Published online Dec 26, 2013. doi: 10.5662/wjm.v3.i4.39
Revised: December 4, 2013
Accepted: December 12, 2013
Published online: December 26, 2013
Genes can be transferred using viral or non-viral vectors. Non-viral methods that use plasmid DNA and short interference RNA (siRNA) have advantages, such as low immunogenicity and low likelihood of genomic integration in the host, when compared to viral methods. Non-viral methods have potential merit, but their gene transfer efficiency is not satisfactory. Therefore, new methods should be developed. Low-frequency ultrasound irradiation causes mechanical perturbation of the cell membrane, allowing the uptake of large molecules in the vicinity of the cavitation bubbles. The collapse of these bubbles generates small transient holes in the cell membrane and induces transient membrane permeabilization. This formation of small pores in the cell membrane using ultrasound allows the transfer of DNA/RNA into the cell. This phenomenon is known as sonoporation and is a gene delivery method that shows great promise as a potential new approach in gene therapy. Microbubbles lower the threshold of cavity formation. Complexes of therapeutic genes and microbubbles improve the transfer efficiency of genes. Diagnostic ultrasound is potentially a suitable sonoporator because it allows the real-time monitoring of irradiated fields.
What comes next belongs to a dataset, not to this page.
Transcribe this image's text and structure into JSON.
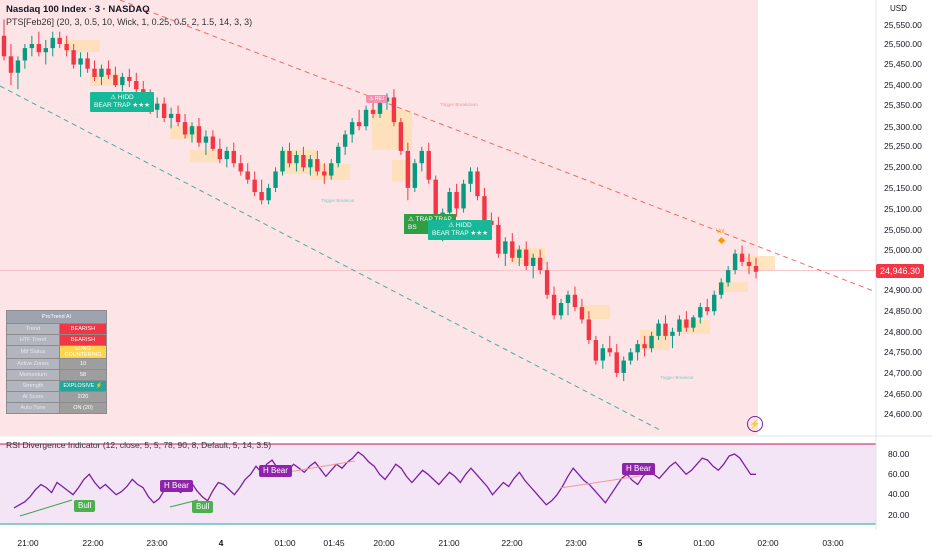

Core tip: Ultrasound causes cavitation bubbles to form cell membrane pores through which DNA/RNA are transferred. This phenomenon is known as sonoporation. Microbubbles lower the threshold of cavity formation. Sonoporation is less toxic and not associated with tumorigenicity as compared with retroviral and adenoviral vectors. Sonoporation does not require surgical procedure and enhances gene transfer with lipofection. Current limitations of sonoporation are low efficiency of gene transfer and damage of target cells are The use of complexes with chemicals and diagnostic ultrasound are promising approaches to overcome these limitations.